If life is diversity, then monoculture is death, if not just dead boring. Can you say potato famine? Up to 1.5 million people dead, because of a monoculture! With crops, companies or cultures, lack of diversity is never a good idea. My girlfriend is a foodie and we were watching a Michael Pollan documentary, The Botany of Desire a few nights ago. I learned that 99.9 % of apple orchards, in the west, are monocultures, they don’t grow from seeds, they grow from cloning – watch the movie or read the book if you want to know more. We have similar issues with potatoes; most potatoes in the US are the same strain. Why is this bad?
If you grow a crop without sexual reproduction, you’ve cut out evolution from the growing process. Which means you get reliable and predictable results, not bad right? The bad part is that the things that are trying to eat your crops, molds, bacteria, insects and other pests are evolving and since all of the crops in a field, a town or in some cases the entire country are the same, one effective pest could kill the entire crop, nationwide before anyone had time to react.

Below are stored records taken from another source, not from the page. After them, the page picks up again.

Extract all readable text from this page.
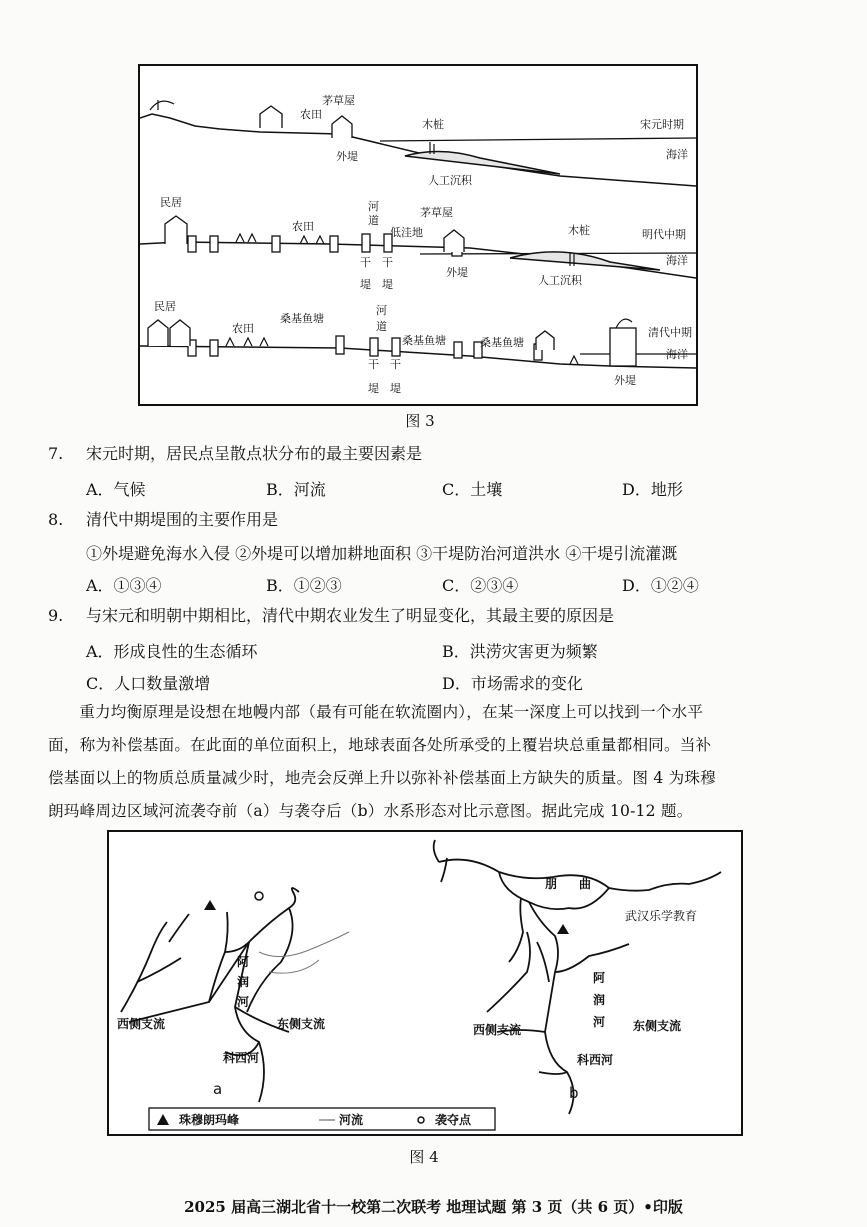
农田
茅草屋
木桩
外堤
人工沉积
宋元时期
海洋
民居
农田
河
道
干
堤
干
堤
低洼地
茅草屋
木桩
外堤
人工沉积
明代中期
海洋
民居
农田
桑基鱼塘
河
道
干
堤
干
堤
桑基鱼塘	桑基鱼塘
外堤
清代中期
海洋
图 3
7. 宋元时期，居民点呈散点状分布的最主要因素是
A．气候	B．河流	C．土壤	D．地形
8. 清代中期堤围的主要作用是
①外堤避免海水入侵 ②外堤可以增加耕地面积 ③干堤防治河道洪水 ④干堤引流灌溉
A．①③④	B．①②③	C．②③④	D．①②④
9. 与宋元和明朝中期相比，清代中期农业发生了明显变化，其最主要的原因是
A．形成良性的生态循环	B．洪涝灾害更为频繁
C．人口数量激增	D．市场需求的变化
重力均衡原理是设想在地幔内部（最有可能在软流圈内），在某一深度上可以找到一个水平
面，称为补偿基面。在此面的单位面积上，地球表面各处所承受的上覆岩块总重量都相同。当补
偿基面以上的物质总质量减少时，地壳会反弹上升以弥补补偿基面上方缺失的质量。图 4 为珠穆
朗玛峰周边区域河流袭夺前（a）与袭夺后（b）水系形态对比示意图。据此完成 10-12 题。
西侧支流	东侧支流
阿
润
河
科西河
a
朋 曲
武汉乐学教育
西侧支流	东侧支流
阿
润
河
科西河
b
珠穆朗玛峰	河流	袭夺点
图 4
2025 届高三湖北省十一校第二次联考 地理试题 第 3 页（共 6 页）•印版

We use pesticides to keep these pests away from our crops. There are farms and orchards that are diversifying their crops, but not many and some people are using GMO crops to introduce evolutionary advantages into mono-crops. Most of these folks are beholding to agra business and have to grow what the market wants to buy.
I’m using crops as a metaphor. The same is true for cultures and companies. When a company is run in a command and control fashion, a hand full of people, say a mono-leadership is making most of the decisions. Companies that run this way have built in limitations that restrict their sustainability. Diversity of leadership and vision leads to transparency and innovation.
I started thinking about connecting the monoculture issue we have in the farming industry with issues we are having with businesses after reading Steven Johnson’s new book, Where Good Ideas Come From. The book contrasts evolution with innovation and draws many parallels between how Mother Nature and humans innovate - the similarities are striking.